The top official charged with leading Israel’s response to the coronavirus warned Saturday evening against becoming complacent and urged ultra-Orthodox communities not to open schools, as the government was set to significantly roll back a nationwide lockdown.
Israel on Sunday was to begin easing a month-long closure that has managed to curb runaway infection rates, but shuttered much of the economy and paralyzed life for many. Officials have expressed fears that pressure to swiftly reopen schools and the full economy will lead to a repeat of Israel’s chaotic emergence from its first lockdown in May, widely blamed for paving the way for the spike in new COVID-19 cases over the late summer.
Speaking in a televised address, Ronni Gamzu thanked Israelis for adhering to the rules, but warned that the country was far from being out of the woods.
“Restrain yourselves,” he said, urging Iraelis to avoid gatherings such as weddings and parties as “they’ll quickly bring us backwards.”
“Don’t shrug it off. This could lead to a renewed rise in infections, especially in red cities,” he said.
He issued a specific warning to the Haredi community, after a prominent rabbi called for the reopening of ultra-Orthodox schools even though most of the education system remains shut down.
“Opening the education system in violation of the regulations is dangerous and against the law,” he said.
Rabbi Chaim Kanievsky, a top rabbi in the non-Hasidic ultra-Orthodox community in Israel, ordered boys’ schools in the Haredi Talmud Torah system to reopen Sunday, despite rules prohibiting schools from first grade and up from operating. Kanievsky, who is himself infected with the coronavirus, called for students to adhere to social distancing measures and limit the number of pupils per classroom, according to the Ynet news site.
Preschools and daycares will be allowed to reopen tomorrow as part of an initial rollback of the lockdown, but all other schools must remain closed. Gamzu urged teachers and staff to get tested before they open, and at the sign of any symptoms.
Cities with high infection rates, labeled as “red zones,” were initially excluded from the decision, but ministers later reversed course and okayed preschools in those areas to open. All of the cities are majority ultra-Orthodox. The community — parts of which have flouted mask-wearing, bans on indoor gatherings and social distancing — has been particularly hard-hit by the virus, though some community leaders have charged that they are being stigmatized and singled out.
Gamzu, during his address, rejected suggestions that the decision to allow preschools and daycares to reopen in virus hotspots was political.
“The opening of preschools and daycares is not free from danger, yet this was not a political decision, but a decision made on the basis of advice from those who know the ground well,” he said.
He confirmed that infection rates in the red cities had dipped, but said they were still seeing a viral reproduction rate (or R naught) above 0.8 per carrier, the threshold at which cities may have the “red” label removed.
Ministers also agreed on Thursday to lift the limit on Israelis traveling more than one kilometer from home unless for specific permitted purposes; allow them to visit others’ homes so long as caps on gatherings are adhered to (10 indoors, 20 outdoors); allow restaurants to serve takeout; permit businesses that don’t receive customers to open; allow Israelis to visit beaches and national parks; and reopen the Western Wall plaza and Temple Mount compound for worship under certain restrictions.

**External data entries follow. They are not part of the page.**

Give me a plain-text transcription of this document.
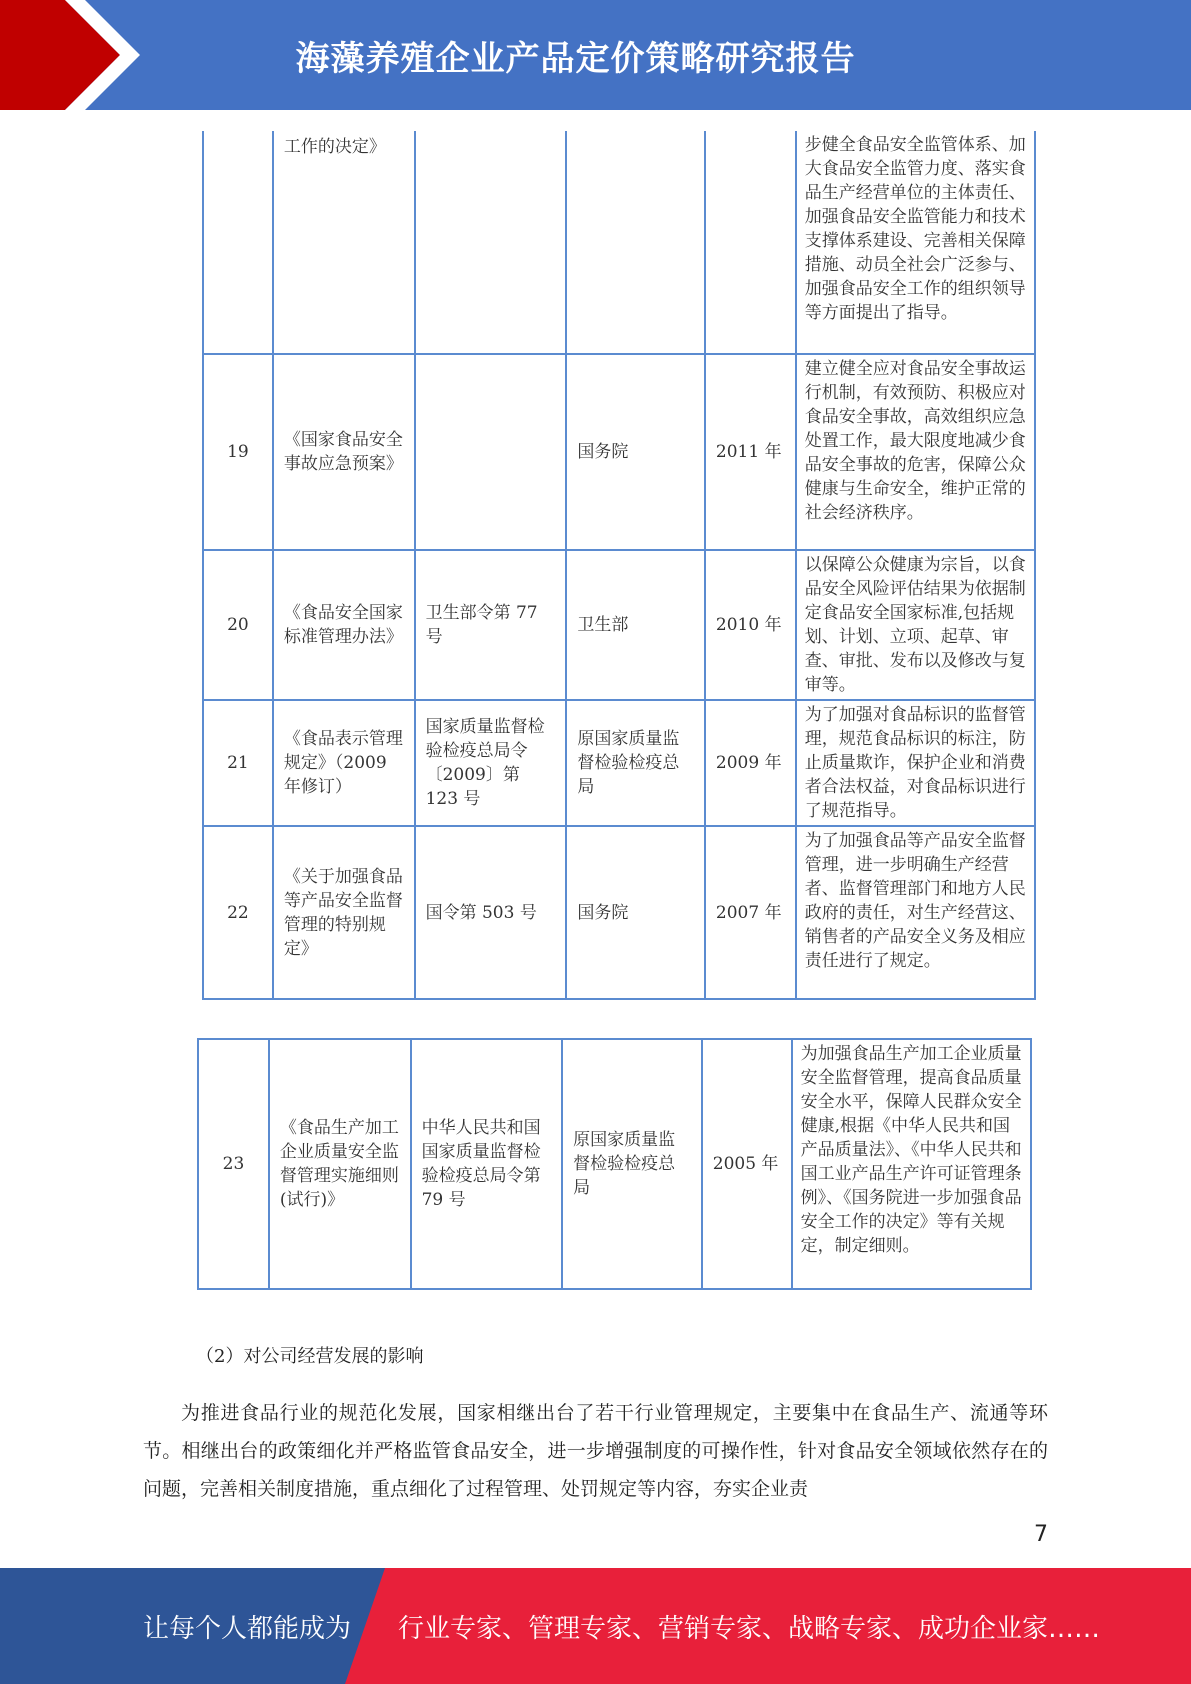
海藻养殖企业产品定价策略研究报告
	工作的决定》				步健全食品安全监管体系、加大食品安全监管力度、落实食品生产经营单位的主体责任、加强食品安全监管能力和技术支撑体系建设、完善相关保障措施、动员全社会广泛参与、加强食品安全工作的组织领导等方面提出了指导。
19	《国家食品安全事故应急预案》		国务院	2011 年	建立健全应对食品安全事故运行机制，有效预防、积极应对食品安全事故，高效组织应急处置工作，最大限度地减少食品安全事故的危害，保障公众健康与生命安全，维护正常的社会经济秩序。
20	《食品安全国家标准管理办法》	卫生部令第 77 号	卫生部	2010 年	以保障公众健康为宗旨，以食品安全风险评估结果为依据制定食品安全国家标准,包括规划、计划、立项、起草、审查、审批、发布以及修改与复审等。
21	《食品表示管理规定》（2009 年修订）	国家质量监督检验检疫总局令〔2009〕第 123 号	原国家质量监督检验检疫总局	2009 年	为了加强对食品标识的监督管理，规范食品标识的标注，防止质量欺诈，保护企业和消费者合法权益，对食品标识进行了规范指导。
22	《关于加强食品等产品安全监督管理的特别规定》	国令第 503 号	国务院	2007 年	为了加强食品等产品安全监督管理，进一步明确生产经营者、监督管理部门和地方人民政府的责任，对生产经营这、销售者的产品安全义务及相应责任进行了规定。
23	《食品生产加工企业质量安全监督管理实施细则(试行)》	中华人民共和国国家质量监督检验检疫总局令第 79 号	原国家质量监督检验检疫总局	2005 年	为加强食品生产加工企业质量安全监督管理，提高食品质量安全水平，保障人民群众安全健康,根据《中华人民共和国产品质量法》、《中华人民共和国工业产品生产许可证管理条例》、《国务院进一步加强食品安全工作的决定》等有关规定，制定细则。
（2）对公司经营发展的影响
为推进食品行业的规范化发展，国家相继出台了若干行业管理规定，主要集中在食品生产、流通等环节。相继出台的政策细化并严格监管食品安全，进一步增强制度的可操作性，针对食品安全领域依然存在的问题，完善相关制度措施，重点细化了过程管理、处罚规定等内容，夯实企业责
7
让每个人都能成为 行业专家、管理专家、营销专家、战略专家、成功企业家……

Gamzu said Israel still had to slip to below 1,000 cases a day while keeping below the 0.8 reproduction rate figure, to move to the next stage of the Health Ministry’s gradual, several-month exit plan based on epidemiological benchmarks.

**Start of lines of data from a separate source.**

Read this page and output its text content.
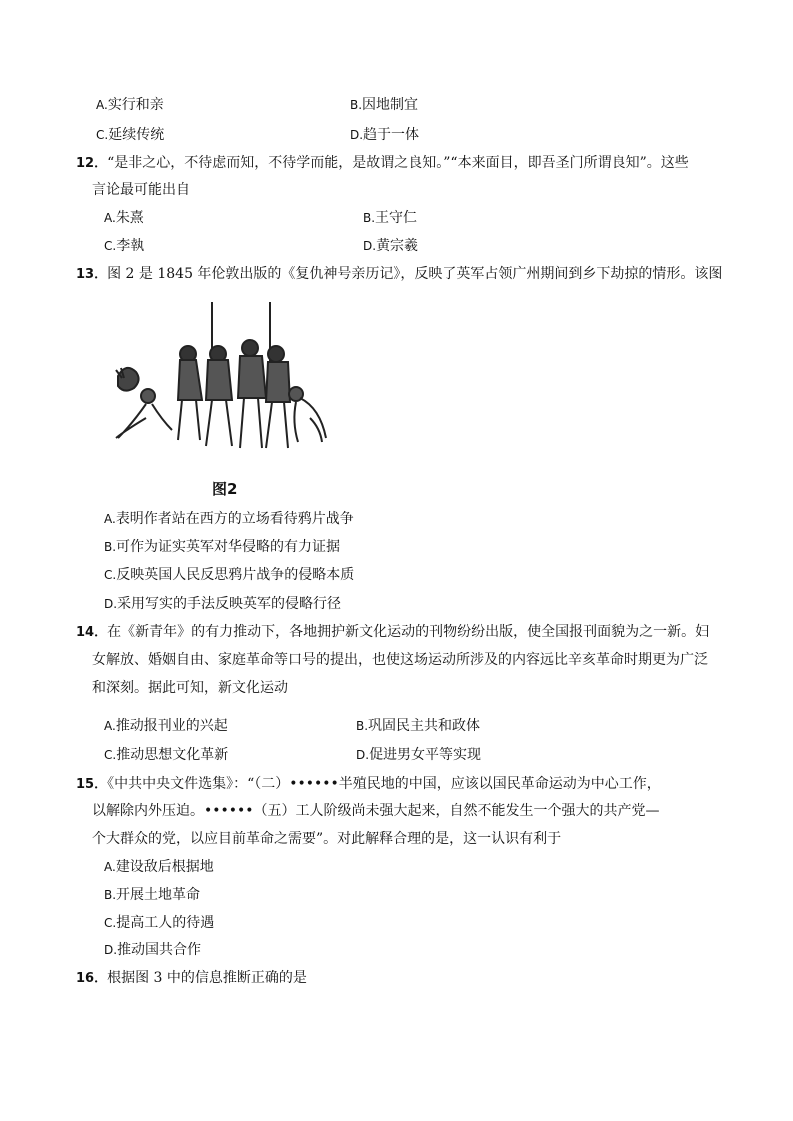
A.实行和亲	B.因地制宜
C.延续传统	D.趋于一体
12．“是非之心，不待虑而知，不待学而能，是故谓之良知。”“本来面目，即吾圣门所谓良知”。这些
言论最可能出自
A.朱熹	B.王守仁
C.李執	D.黄宗羲
13．图 2 是 1845 年伦敦出版的《复仇神号亲历记》，反映了英军占领广州期间到乡下劫掠的情形。该图
图2
A.表明作者站在西方的立场看待鸦片战争
B.可作为证实英军对华侵略的有力证据
C.反映英国人民反思鸦片战争的侵略本质
D.采用写实的手法反映英军的侵略行径
14．在《新青年》的有力推动下，各地拥护新文化运动的刊物纷纷出版，使全国报刊面貌为之一新。妇
女解放、婚姻自由、家庭革命等口号的提出，也使这场运动所涉及的内容远比辛亥革命时期更为广泛
和深刻。据此可知，新文化运动
A.推动报刊业的兴起	B.巩固民主共和政体
C.推动思想文化革新	D.促进男女平等实现
15．《中共中央文件选集》：“（二）••••••半殖民地的中国，应该以国民革命运动为中心工作，
以解除内外压迫。••••••（五）工人阶级尚未强大起来，自然不能发生一个强大的共产党—
个大群众的党，以应目前革命之需要”。对此解释合理的是，这一认识有利于
A.建设敌后根据地
B.开展土地革命
C.提高工人的待遇
D.推动国共合作
16．根据图 3 中的信息推断正确的是
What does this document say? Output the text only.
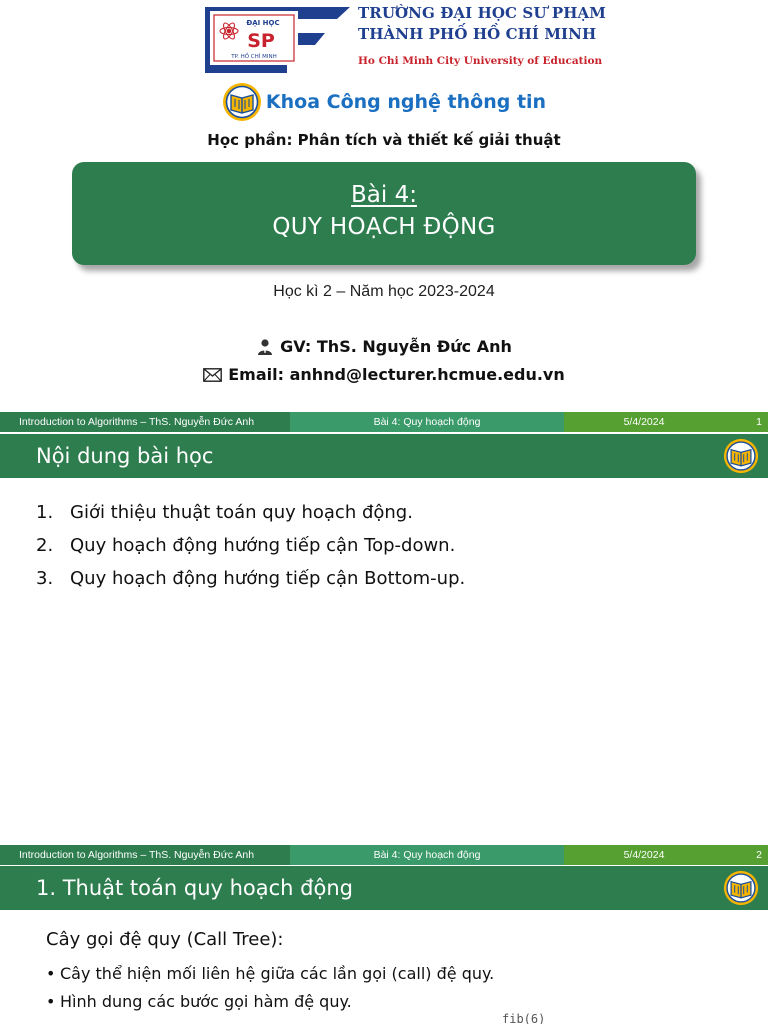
ĐẠI HỌC
SP
TP. HỒ CHÍ MINH
TRƯỜNG ĐẠI HỌC SƯ PHẠM
THÀNH PHỐ HỒ CHÍ MINH
Ho Chi Minh City University of Education
Khoa Công nghệ thông tin
Học phần: Phân tích và thiết kế giải thuật
Bài 4:
QUY HOẠCH ĐỘNG
Học kì 2 – Năm học 2023-2024
GV: ThS. Nguyễn Đức Anh
Email: anhnd@lecturer.hcmue.edu.vn
Introduction to Algorithms – ThS. Nguyễn Đức Anh	Bài 4: Quy hoạch động	5/4/2024	1
Nội dung bài học
1. Giới thiệu thuật toán quy hoạch động.
2. Quy hoạch động hướng tiếp cận Top-down.
3. Quy hoạch động hướng tiếp cận Bottom-up.
Introduction to Algorithms – ThS. Nguyễn Đức Anh	Bài 4: Quy hoạch động	5/4/2024	2
1. Thuật toán quy hoạch động
Cây gọi đệ quy (Call Tree):
• Cây thể hiện mối liên hệ giữa các lần gọi (call) đệ quy.
• Hình dung các bước gọi hàm đệ quy.
fib(6)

“This will pave the way to the next stage, including — among other things — opening schools from grades one through four. It’s important that we get schools back on track,” he said.
According to the Health Ministry, 1,469 people were diagnosed on Friday out of a total of 34,640 tests performed over the course of the day, a positive rate of 4.2 percent, one of the lowest rates since July. Another 313 cases had been diagnosed on Saturday as of 6:15 p.m. out of over 10,000 tests for a positivity rate of 3%, though those figures will likely change.
At its peak, Israel saw as many as 9,000 new cases a day and test positivity rates of above 15%.
“There are 700 seriously ill patients in hospitals, 200 more than the point at which hospitals began waving red flags,” Gamzu warned on Saturday.
Hospital officials had warned that they would begin becoming overwhelmed when the number of patients in serious condition reached 800, a threshold breached for over a week earlier this month.
Health Ministry figures Saturday night showed the number of seriously ill had fallen to 689, including 238 patients on ventilators.
With over 302,000 coronavirus cases since the start of the pandemic, Israel currently has 35,212 active cases.
The death toll, meanwhile, stood at 2,167 as of Saturday evening.
Prime Minister Benjamin Netanyahu has described the lockdown as a success, despite estimations of massive economic losses. Asked whether he shared the assessment Saturday night, Defense Minister Benny Gantz told Channel 12 news the move was “necessary,” albeit “painful.”